Diese Säulengänge befanden sich mehrere Meter hoch über dem Wasser. In dem großen Raum waren augenblicklich viele Männer in Badeanzügen. Einige schwammen in dem geräumigen Wasserbehälter herum, andere liefen durch zierliche Wendeltreppen in die Galerien hinauf, um dann von dort aus kopfüber in das tiefe Schwimmbassin hinunter zu springen.
Dann aber schwammen sie in dem kristallklaren Meereswasser nach Herzenslust …
Natürlich ließ ich mir eine solche Gelegenheit, ein kräftigendes Seebad zu nehmen, nicht entgehen.
An demselben Tage hatte ich ebenfalls ein interessantes Erlebnis: Alle männlichen Passagiere wurden auf Deck kommandiert. Auch ich mußte mit.

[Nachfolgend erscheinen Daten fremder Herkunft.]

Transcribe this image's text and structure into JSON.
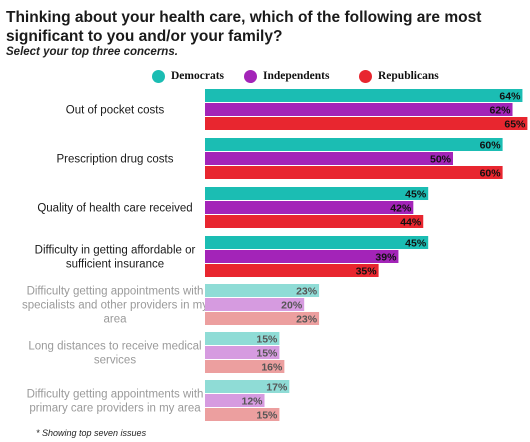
{
  "title": "Thinking about your health care, which of the following are most significant to you and/or your family?",
  "subtitle": "Select your top three concerns.",
  "footnote": "* Showing top seven issues",
  "chart_data": {
    "type": "bar",
    "orientation": "horizontal",
    "categories": [
      [
        "Out of pocket costs"
      ],
      [
        "Prescription drug costs"
      ],
      [
        "Quality of health care received"
      ],
      [
        "Difficulty in getting affordable or",
        "sufficient insurance"
      ],
      [
        "Difficulty getting appointments with",
        "specialists and other providers in my",
        "area"
      ],
      [
        "Long distances to receive medical",
        "services"
      ],
      [
        "Difficulty getting appointments with",
        "primary care providers in my area"
      ]
    ],
    "highlighted": [
      true,
      true,
      true,
      true,
      false,
      false,
      false
    ],
    "series": [
      {
        "name": "Democrats",
        "color": "#1bbdb3",
        "faded_color": "#8fdcd6",
        "values": [
          64,
          60,
          45,
          45,
          23,
          15,
          17
        ],
        "labels": [
          "64%",
          "60%",
          "45%",
          "45%",
          "23%",
          "15%",
          "17%"
        ]
      },
      {
        "name": "Independents",
        "color": "#a324b8",
        "faded_color": "#d69be0",
        "values": [
          62,
          50,
          42,
          39,
          20,
          15,
          12
        ],
        "labels": [
          "62%",
          "50%",
          "42%",
          "39%",
          "20%",
          "15%",
          "12%"
        ]
      },
      {
        "name": "Republicans",
        "color": "#e8262f",
        "faded_color": "#ec9f9f",
        "values": [
          65,
          60,
          44,
          35,
          23,
          16,
          15
        ],
        "labels": [
          "65%",
          "60%",
          "44%",
          "35%",
          "23%",
          "16%",
          "15%"
        ]
      }
    ],
    "xlim": [
      0,
      65
    ],
    "legend_position": "top",
    "grid": false,
    "label_colors": {
      "highlighted": "#1a1a1a",
      "faded": "#9a9a9a"
    },
    "value_label_colors": {
      "highlighted": "#111111",
      "faded": "#555555"
    }
  }
}
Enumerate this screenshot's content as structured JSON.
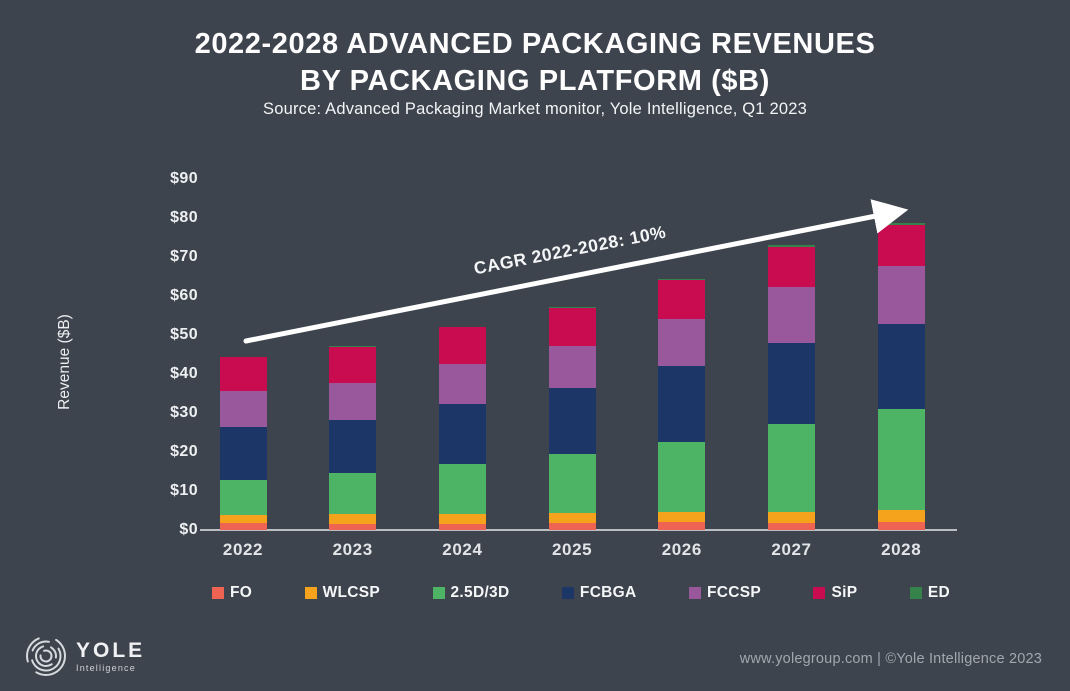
{
  "title": {
    "line1": "2022-2028 ADVANCED PACKAGING REVENUES",
    "line2": "BY PACKAGING PLATFORM ($B)"
  },
  "subtitle": "Source: Advanced Packaging Market monitor, Yole Intelligence, Q1 2023",
  "annotation": {
    "cagr_label": "CAGR 2022-2028: 10%"
  },
  "footer": {
    "logo_text": "YOLE",
    "logo_subtext": "Intelligence",
    "credit": "www.yolegroup.com | ©Yole Intelligence 2023"
  },
  "colors": {
    "background": "#3e444d",
    "axis_line": "#c9cdd2",
    "arrow": "#ffffff",
    "fo": "#ee6352",
    "wlcsp": "#f5a21d",
    "green_25d3d": "#4cb464",
    "fcbga": "#1c3667",
    "fccsp": "#99589b",
    "sip": "#c90c50",
    "ed": "#35834a"
  },
  "chart_data": {
    "type": "bar",
    "stacked": true,
    "title": "2022-2028 Advanced Packaging Revenues by Packaging Platform ($B)",
    "xlabel": "",
    "ylabel": "Revenue ($B)",
    "ylim": [
      0,
      90
    ],
    "ytick_step": 10,
    "ytick_prefix": "$",
    "grid": false,
    "legend_position": "bottom",
    "annotation": "CAGR 2022-2028: 10%",
    "categories": [
      "2022",
      "2023",
      "2024",
      "2025",
      "2026",
      "2027",
      "2028"
    ],
    "series": [
      {
        "name": "FO",
        "color": "#ee6352",
        "values": [
          1.7,
          1.5,
          1.5,
          1.7,
          2.1,
          1.7,
          2.0
        ]
      },
      {
        "name": "WLCSP",
        "color": "#f5a21d",
        "values": [
          2.2,
          2.6,
          2.6,
          2.7,
          2.6,
          2.8,
          3.2
        ]
      },
      {
        "name": "2.5D/3D",
        "color": "#4cb464",
        "values": [
          8.8,
          10.4,
          12.9,
          15.0,
          18.0,
          22.7,
          25.8
        ]
      },
      {
        "name": "FCBGA",
        "color": "#1c3667",
        "values": [
          13.8,
          13.7,
          15.3,
          17.0,
          19.4,
          20.7,
          21.9
        ]
      },
      {
        "name": "FCCSP",
        "color": "#99589b",
        "values": [
          9.2,
          9.6,
          10.3,
          10.9,
          12.1,
          14.4,
          14.7
        ]
      },
      {
        "name": "SiP",
        "color": "#c90c50",
        "values": [
          8.6,
          9.2,
          9.4,
          9.7,
          9.8,
          10.4,
          10.7
        ]
      },
      {
        "name": "ED",
        "color": "#35834a",
        "values": [
          0.1,
          0.1,
          0.2,
          0.2,
          0.3,
          0.4,
          0.5
        ]
      }
    ],
    "totals": [
      44.4,
      47.1,
      52.2,
      57.2,
      64.3,
      73.1,
      78.8
    ]
  }
}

Als wir uns dort oben versammelt hatten, kamen auch Matrosen, von Offizieren geführt, dorthin und gesellten sich zu uns.
Es hing dort in der Nähe eine Menge Rettungsapparate, Rettungsgürtel, auch eine Art Tornister aus dicken, schweren Korkplatten und vieles andere. Es wurden dann verschiedene Sachen unter uns verteilt: Die Korkplatten wurden uns gegen Brust und Rücken angebracht und festgebunden. Dann kamen die Rettungsgürtel an die Reihe: diese mußten wir um den Leib festmachen.
In solcher Ausstaffierung mußten wir dann in die Rettungsboote hineinsteigen. Jetzt sollten wir mit den Rettungsbooten eigentlich an der Außenseite des Schiffes hinuntergelassen werden bis aufs Wasser. Diese Übung wurde uns aber geschenkt.
Zum Schluß wurde uns eindringlich nahegelegt, doch genau diese Stelle auf dem Schiff sowie auch die Rettungsboote zu merken, damit wir im Falle einer Gefahr unsere Plätze rasch finden könnten.